Right for Education (stylized as R:Ed)  is a private, nonprofit foundation working in online educational media in Africa. The foundation publishes free educational materials in English and French.

Right for Education's work reaches 6.9M followers through its Facebook page most of which are in Sub-Saharan Africa. Other outlets include TV and radio stations based in Africa. The organization has no political or religious ties.

A sister enterprise, REdy, was established in 2020 to support the growth of business in Africa.

History 

Right for Education was established in 2014 by Dr Susann Dattenberg-Doyle (styled Mama Ngoryisi in Ewe), a psychologist and Associate Fellow of the British Psychological Society. Ngoryisi first became involved in education in Ghana in 1999 and funded the creation of a school in 2004 in Kpoeta in the Upper Volta region

In 2006, Ngoryisi was made Queen of Gbi Kpoeta, taking the name Mama Ngoryisi. Despite initiatives to create further schools in the region, there remained many issues of accessibility to educational resources. As a result, Ngoryisi changed focus to providing educational materials to a greater audience by placing them online.

In 2012, Ngoryisi's company, I Do Philanthropy, was granted NGO status by the Ghanaian government.

Right for Education was founded in 2016. The foundation's website currently holds all its published educational materials.

In 2019, the foundation was approached to collaborate with the Ghanaian Ministry of Education.

Organisation 
Right for Education has registered charitable status in Ireland and NGO status in Ghana.
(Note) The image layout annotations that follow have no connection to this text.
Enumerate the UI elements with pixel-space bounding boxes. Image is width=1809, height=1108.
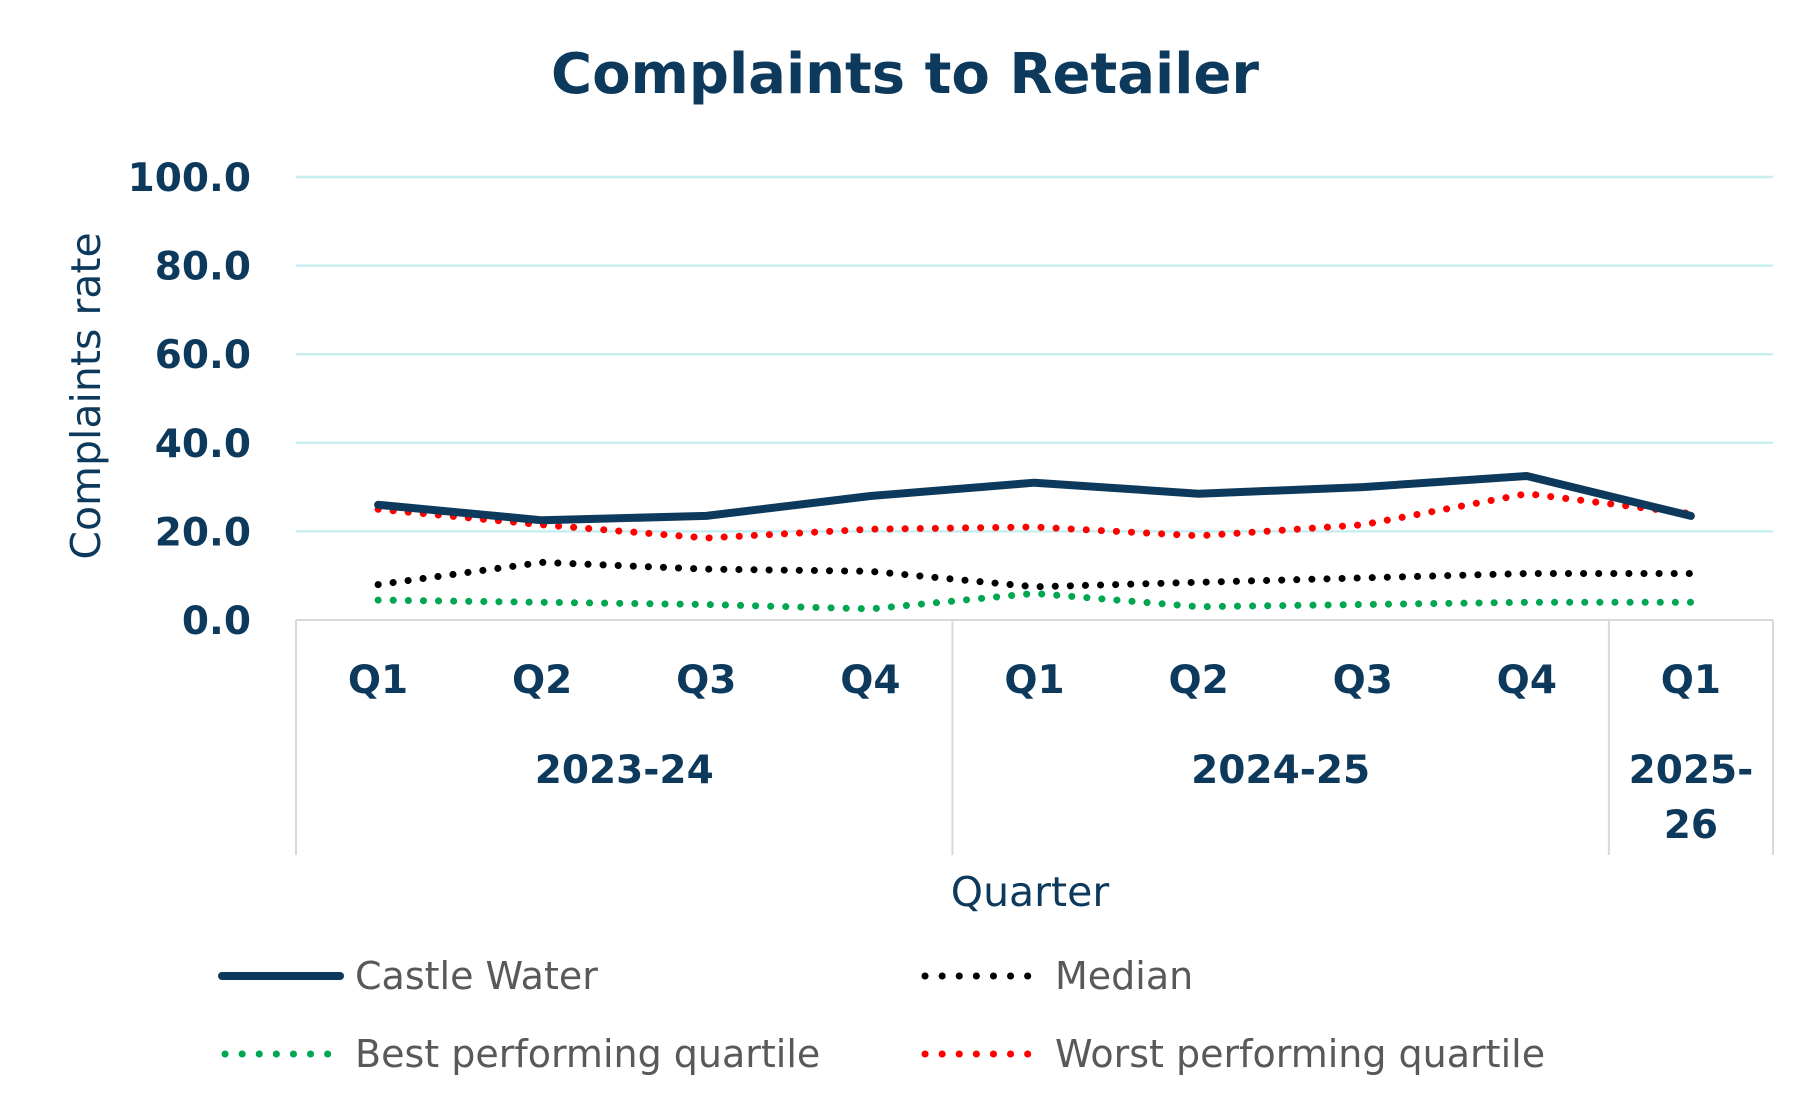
x-tick-label: Q2: [1168, 658, 1228, 703]
x-tick-label: Q1: [1004, 658, 1064, 703]
y-tick-label: 0.0: [182, 599, 251, 644]
x-tick-label: Q4: [1497, 658, 1557, 703]
x-tick-label: Q1: [348, 658, 408, 703]
x-tick-label: Q3: [1333, 658, 1393, 703]
y-tick-label: 80.0: [155, 245, 251, 290]
series-line-best-performing-quartile: [374, 589, 1695, 613]
y-axis-ticks: 0.0 20.0 40.0 60.0 80.0 100.0: [128, 156, 251, 644]
y-tick-label: 20.0: [155, 510, 251, 555]
legend-label: Worst performing quartile: [1055, 1032, 1545, 1076]
x-axis: Q1 Q2 Q3 Q4 Q1 Q2 Q3 Q4 Q1 2023-24 2024-25 2025- 26: [295, 619, 1774, 855]
chart-title: Complaints to Retailer: [551, 42, 1259, 107]
legend-label: Best performing quartile: [355, 1032, 820, 1076]
series-lines: [374, 472, 1695, 613]
x-tick-label: Q3: [676, 658, 736, 703]
x-group-label: 26: [1664, 803, 1718, 848]
x-tick-label: Q1: [1661, 658, 1721, 703]
legend: Castle Water Median Best performing quarti…: [218, 954, 1545, 1076]
series-line-castle-water: [374, 472, 1695, 525]
y-axis-title: Complaints rate: [62, 232, 110, 559]
x-group-label: 2025-: [1629, 748, 1754, 793]
legend-label: Castle Water: [355, 954, 598, 998]
x-group-label: 2024-25: [1191, 748, 1370, 793]
x-group-label: 2023-24: [535, 748, 714, 793]
series-line-median: [374, 558, 1695, 591]
x-tick-label: Q2: [512, 658, 572, 703]
y-tick-label: 40.0: [155, 422, 251, 467]
x-axis-title: Quarter: [951, 868, 1110, 916]
y-tick-label: 60.0: [155, 333, 251, 378]
x-tick-label: Q4: [840, 658, 900, 703]
y-tick-label: 100.0: [128, 156, 251, 201]
gridlines: [296, 175, 1773, 533]
legend-label: Median: [1055, 954, 1193, 998]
Its partners include Facebook and Oxford University.

Methodology 
Materials published by Right for Education are designed to have low data costs due to the scarcity of strong and inexpensive internet connections across Africa.

Topics covered include:

-          Human rights

-          Home and family

-          Law and governance

-          Health and medicine

-          Business

-          African culture

-          Science and technology

-          Environment

Since 2020, Right for Education has collaborated with Ghanaian TV network Crystal TV and UK-based educational platform The Learning Partnership to launch the World Challenge Cup, an international competition with STEM subject challenges.